Din A Testbild in Westberlin arbeitet in wechselnden Besetzungen seit fast zwei Jahren, ganz früher als Din A 4. Gitarrist Jürgen: "Unser Konzept hängt von der jeweiligen Umgebung und der eigenen Stimmung ab. Es ist nicht festgelegt, was gemacht wird. Wir streiten uns auch sehr viel vorher. Einer will in die, der in die andere Richtung. Wir haben schon immer sowas wie jetzt gemacht, vorwiegend improvisiert. Die Selbsterfahrung ist vorgegeben. Wer den meisten Druck gibt, fängt auf der Bühne praktisch an. Jeder steigt auf jeden ein."
"...Mittagspause. Mittagsschlaf würde besser zu ihnen passen. Die vier mit Kapitänsmützen uniformierten Jungs ?) erinnerten mich an 'Mainz leibt Mainz' und das mag ich als 'sturer Hamburger' sowieso nicht. Dank des Komikers am Drums' der wohl besser als Murmeltier zur Welt gekommen wäre, als Wirbel zu versauen, waren die Jungs nicht gerade die schnellste, Truppe. Oh, wie bin ich doch heute milde. Aber starke deutsche Texte..." (Aus "Pretty Vacant" Nr. 5, hamburger Fanzine)

Simple Sachen, etwas Elektronik

Gode spielt Gitarre bei der hamburger Pogo-Band Coroners, zu deutsch Totengräber. Jörn singt. Er sagt: "Im ersten Moment machen wir schon für uns Musik, aber auf jeden Fall für andere Leute als diese Punk-Künstler aus'm Ruhrgebiet. Materialschlacht und so. Die stellen sich hin und sagen: Guckt her, was machen wir doch für abgehobene Sachen!" Gode: "Ja, die mit den Kapitänsmützen. Die können sich was drauf einbilden, daß sie deutsche Texte machen und modern sind - aber schwachsinnig! Solche Gruppen wie Ultravox und Devo, das ist doch die Musik für moderne Rentner. Ich hab lieber hundert ehrliche Punks als tausend unehrliche." Eugen ist/war Coroners-Fan und manchmal deren Manager, gibt Pretty Vacant heraus, organisiert Konzerte im Hamburger "Krawall 2000": "Den Hamburger Punk kann jeder machen, das find ich gut daran. Das ist wirklich einmalig in Deutschland, diese Szene, in der es ja eigentlich nur die harten Dinger gibt."

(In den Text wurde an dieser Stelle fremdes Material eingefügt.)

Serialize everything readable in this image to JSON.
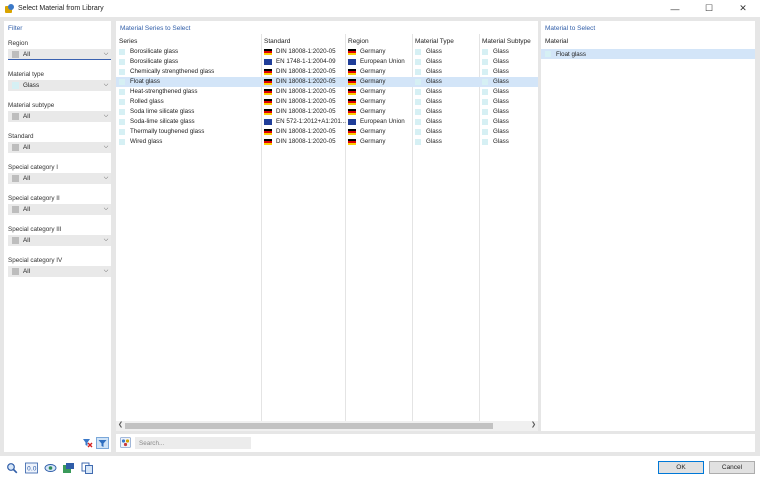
{
  "window": {
    "title": "Select Material from Library",
    "minimize_glyph": "—",
    "maximize_glyph": "☐",
    "close_glyph": "✕"
  },
  "filter": {
    "heading": "Filter",
    "fields": [
      {
        "label": "Region",
        "value": "All"
      },
      {
        "label": "Material type",
        "value": "Glass"
      },
      {
        "label": "Material subtype",
        "value": "All"
      },
      {
        "label": "Standard",
        "value": "All"
      },
      {
        "label": "Special category I",
        "value": "All"
      },
      {
        "label": "Special category II",
        "value": "All"
      },
      {
        "label": "Special category III",
        "value": "All"
      },
      {
        "label": "Special category IV",
        "value": "All"
      }
    ]
  },
  "series_panel": {
    "heading": "Material Series to Select",
    "columns": [
      "Series",
      "Standard",
      "Region",
      "Material Type",
      "Material Subtype"
    ],
    "rows": [
      {
        "series": "Borosilicate glass",
        "standard": "DIN 18008-1:2020-05",
        "flag": "de",
        "region": "Germany",
        "type": "Glass",
        "subtype": "Glass"
      },
      {
        "series": "Borosilicate glass",
        "standard": "EN 1748-1-1:2004-09",
        "flag": "eu",
        "region": "European Union",
        "type": "Glass",
        "subtype": "Glass"
      },
      {
        "series": "Chemically strengthened glass",
        "standard": "DIN 18008-1:2020-05",
        "flag": "de",
        "region": "Germany",
        "type": "Glass",
        "subtype": "Glass"
      },
      {
        "series": "Float glass",
        "standard": "DIN 18008-1:2020-05",
        "flag": "de",
        "region": "Germany",
        "type": "Glass",
        "subtype": "Glass"
      },
      {
        "series": "Heat-strengthened glass",
        "standard": "DIN 18008-1:2020-05",
        "flag": "de",
        "region": "Germany",
        "type": "Glass",
        "subtype": "Glass"
      },
      {
        "series": "Rolled glass",
        "standard": "DIN 18008-1:2020-05",
        "flag": "de",
        "region": "Germany",
        "type": "Glass",
        "subtype": "Glass"
      },
      {
        "series": "Soda lime silicate glass",
        "standard": "DIN 18008-1:2020-05",
        "flag": "de",
        "region": "Germany",
        "type": "Glass",
        "subtype": "Glass"
      },
      {
        "series": "Soda-lime silicate glass",
        "standard": "EN 572-1:2012+A1:201...",
        "flag": "eu",
        "region": "European Union",
        "type": "Glass",
        "subtype": "Glass"
      },
      {
        "series": "Thermally toughened glass",
        "standard": "DIN 18008-1:2020-05",
        "flag": "de",
        "region": "Germany",
        "type": "Glass",
        "subtype": "Glass"
      },
      {
        "series": "Wired glass",
        "standard": "DIN 18008-1:2020-05",
        "flag": "de",
        "region": "Germany",
        "type": "Glass",
        "subtype": "Glass"
      }
    ],
    "selected_row": "Float glass"
  },
  "search": {
    "placeholder": "Search..."
  },
  "target_panel": {
    "heading": "Material to Select",
    "column": "Material",
    "item": "Float glass"
  },
  "buttons": {
    "ok": "OK",
    "cancel": "Cancel"
  },
  "colors": {
    "accent": "#2f5da8",
    "selection": "#d3e5f8",
    "glass_swatch": "#d6f0f4",
    "all_swatch": "#bdbdbd"
  },
  "icons": {
    "toolbar": [
      "search-icon",
      "units-icon",
      "view-icon",
      "material-icon",
      "copy-icon"
    ],
    "filter": [
      "clear-filter-icon",
      "funnel-icon"
    ]
  }
}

Die Geisterfahrer sind eine quasi synthetische Formation in Hamburg. Die vier kamen zusammen, um den Auftritt beim "In die Zukunft"-Fest im Juni in der Markthalle mitzumachen. Mathias arbeitet mit Synthi und Bändern: "Der Grundgedanke war: simple Sachen, etwas Elektronik, Geige, sphärische Sachen..." Michael singt, er sagt: "Was ham wir schon fürn Konzept? Ich denk schon daß wir mit dem Markthallen-Programm auch ungefähr ins Krawall könnten. Wenn man davon ausgeht, daß nur diese Coroners-Typen ins Krawall kommen, ist das natürlich so eine Sache."

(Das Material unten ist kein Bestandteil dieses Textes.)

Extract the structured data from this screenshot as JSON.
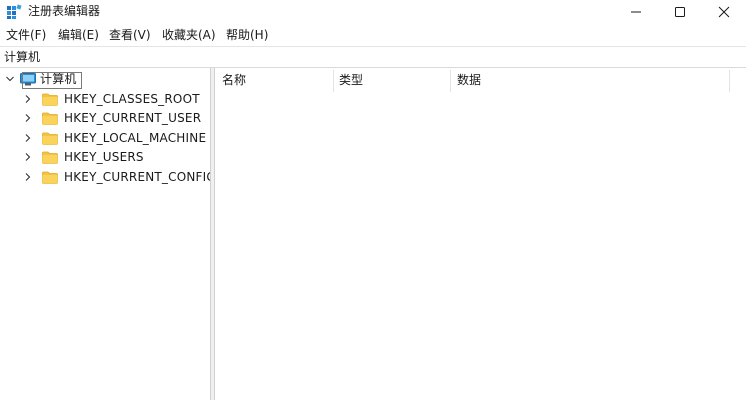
{
  "window": {
    "title": "注册表编辑器"
  },
  "menu": {
    "items": [
      {
        "label": "文件(F)"
      },
      {
        "label": "编辑(E)"
      },
      {
        "label": "查看(V)"
      },
      {
        "label": "收藏夹(A)"
      },
      {
        "label": "帮助(H)"
      }
    ]
  },
  "address": {
    "path": "计算机"
  },
  "tree": {
    "root": {
      "label": "计算机",
      "expanded": true
    },
    "children": [
      {
        "label": "HKEY_CLASSES_ROOT"
      },
      {
        "label": "HKEY_CURRENT_USER"
      },
      {
        "label": "HKEY_LOCAL_MACHINE"
      },
      {
        "label": "HKEY_USERS"
      },
      {
        "label": "HKEY_CURRENT_CONFIG"
      }
    ]
  },
  "list": {
    "columns": [
      {
        "label": "名称"
      },
      {
        "label": "类型"
      },
      {
        "label": "数据"
      }
    ]
  },
  "colors": {
    "folder": "#f5c342",
    "folder_dark": "#e0a92a",
    "monitor": "#2e8fd6"
  }
}
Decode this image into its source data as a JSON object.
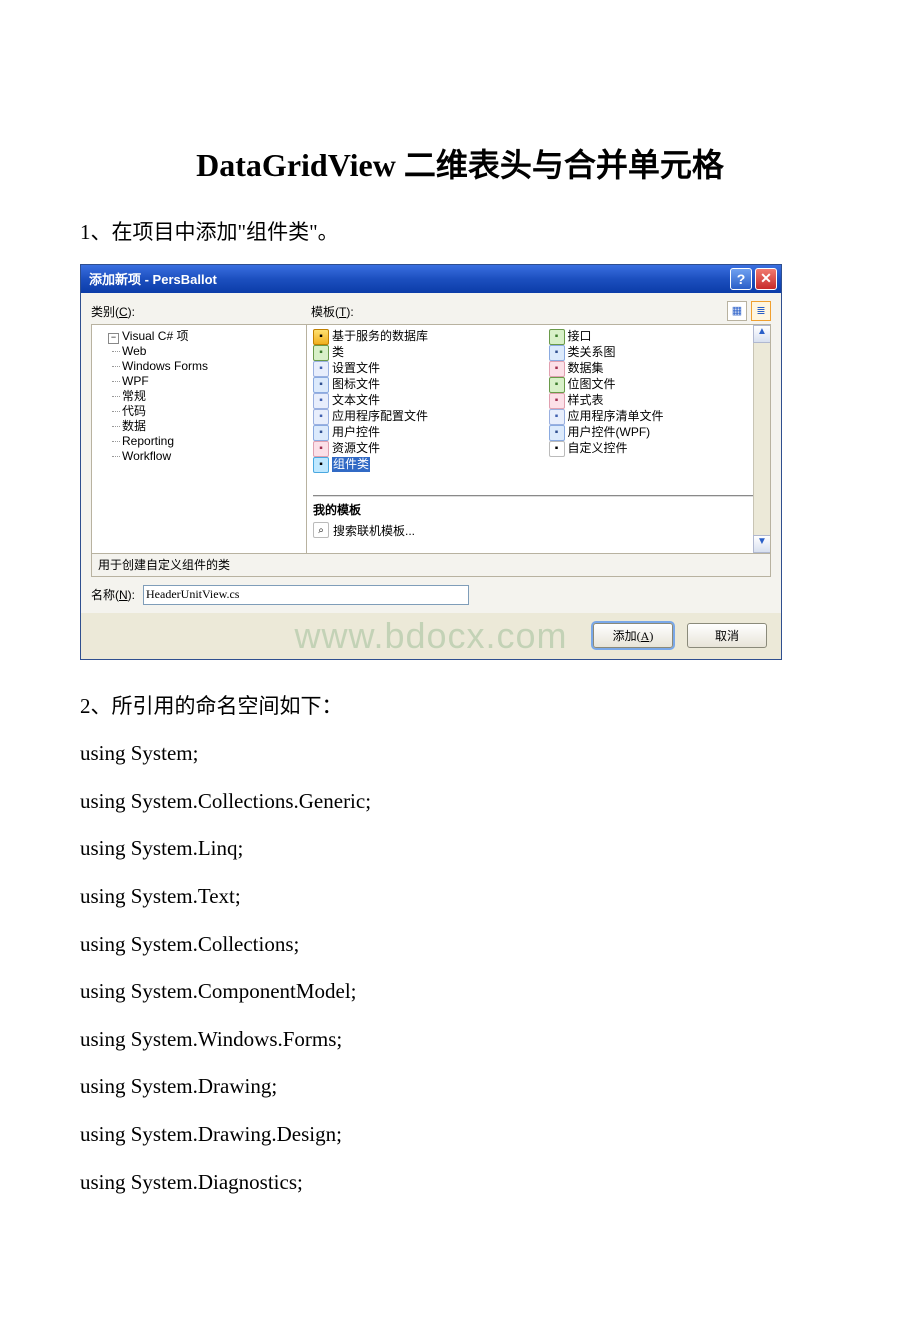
{
  "doc": {
    "title": "DataGridView 二维表头与合并单元格",
    "para1": "1、在项目中添加\"组件类\"。",
    "para2": "2、所引用的命名空间如下：",
    "code": [
      "using System;",
      "using System.Collections.Generic;",
      "using System.Linq;",
      "using System.Text;",
      "using System.Collections;",
      "using System.ComponentModel;",
      "using System.Windows.Forms;",
      "using System.Drawing;",
      "using System.Drawing.Design;",
      "using System.Diagnostics;"
    ]
  },
  "dialog": {
    "title": "添加新项 - PersBallot",
    "category_label_pre": "类别(",
    "category_label_u": "C",
    "category_label_post": "):",
    "template_label_pre": "模板(",
    "template_label_u": "T",
    "template_label_post": "):",
    "tree": {
      "root": "Visual C# 项",
      "children": [
        "Web",
        "Windows Forms",
        "WPF",
        "常规",
        "代码",
        "数据",
        "Reporting",
        "Workflow"
      ]
    },
    "templates_col1": [
      {
        "icon": "db",
        "label": "基于服务的数据库"
      },
      {
        "icon": "cs",
        "label": "类"
      },
      {
        "icon": "pg",
        "label": "设置文件"
      },
      {
        "icon": "bl",
        "label": "图标文件"
      },
      {
        "icon": "pg",
        "label": "文本文件"
      },
      {
        "icon": "pg",
        "label": "应用程序配置文件"
      },
      {
        "icon": "bl",
        "label": "用户控件"
      },
      {
        "icon": "rd",
        "label": "资源文件"
      },
      {
        "icon": "sel",
        "label": "组件类",
        "selected": true
      }
    ],
    "templates_col2": [
      {
        "icon": "cs",
        "label": "接口"
      },
      {
        "icon": "bl",
        "label": "类关系图"
      },
      {
        "icon": "rd",
        "label": "数据集"
      },
      {
        "icon": "cs",
        "label": "位图文件"
      },
      {
        "icon": "rd",
        "label": "样式表"
      },
      {
        "icon": "pg",
        "label": "应用程序清单文件"
      },
      {
        "icon": "bl",
        "label": "用户控件(WPF)"
      },
      {
        "icon": "txt",
        "label": "自定义控件"
      }
    ],
    "my_templates_header": "我的模板",
    "search_online": "搜索联机模板...",
    "description": "用于创建自定义组件的类",
    "name_label_pre": "名称(",
    "name_label_u": "N",
    "name_label_post": "):",
    "name_value": "HeaderUnitView.cs",
    "watermark": "www.bdocx.com",
    "add_btn_pre": "添加(",
    "add_btn_u": "A",
    "add_btn_post": ")",
    "cancel_btn": "取消",
    "view_large_tip": "大图标视图",
    "view_small_tip": "小图标视图",
    "scroll_up": "▲",
    "scroll_down": "▼",
    "help_tip": "帮助",
    "close_tip": "关闭"
  }
}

Hans "Hauspunk" Keller, der - wie ihr alle wißt - bei den Geisterfahrern mal dies, mal das macht: "Das Merkwürdige war, ein Buttocks-Fan kam nach unserem Auftritt hinter die Bühne und fand das toll. Besonders die Simpel-Sachen." Matthias: "Bei mir ist die Zentralstelle. Aber wir arbeiten eigentlich nicht zu viert, schon weil es zu eng ist im Zimmer. Aber auch, weil der eine mit dem anderen besser zusammenpaßt. Also ist kein Stück 'unser' Stück. Jeder gibt das rein, was er an Ideen hat. Das läuft dann zusammen. Wenn du das in der Theorie hörst, dann wirkt das nicht. Vom Ergebnis her schon. Es kann wohl keiner behaupten, das sei kalt oder sowas."
"Die Geisterfahrer kommen aus Hamburg und haben mich angekotzt wie schon lange nichts mehr. Die ersten Stücke wieder mit Geige. Rhythmus kam aus Synthesizer - kein Schlagzeug. Die Texte waren so ungefäihr das saudümmste, seit Heintjes Heidschi Bum Beidschi. Zum Kotzen! Höhepunkt des Auftritts: Alle Mitglieder der Gruppe wechselten sich am Schlagzeug ab, jeder durfte einmal Originell, nicht? Da hätten ruhig ein paar Bierdosen mehr fliegen können." (Aus HCL, Fanzine aus Düseldorf)
Peter von Mittagspause: "Geisterfahrer? - Es gibt Schlimmeres..."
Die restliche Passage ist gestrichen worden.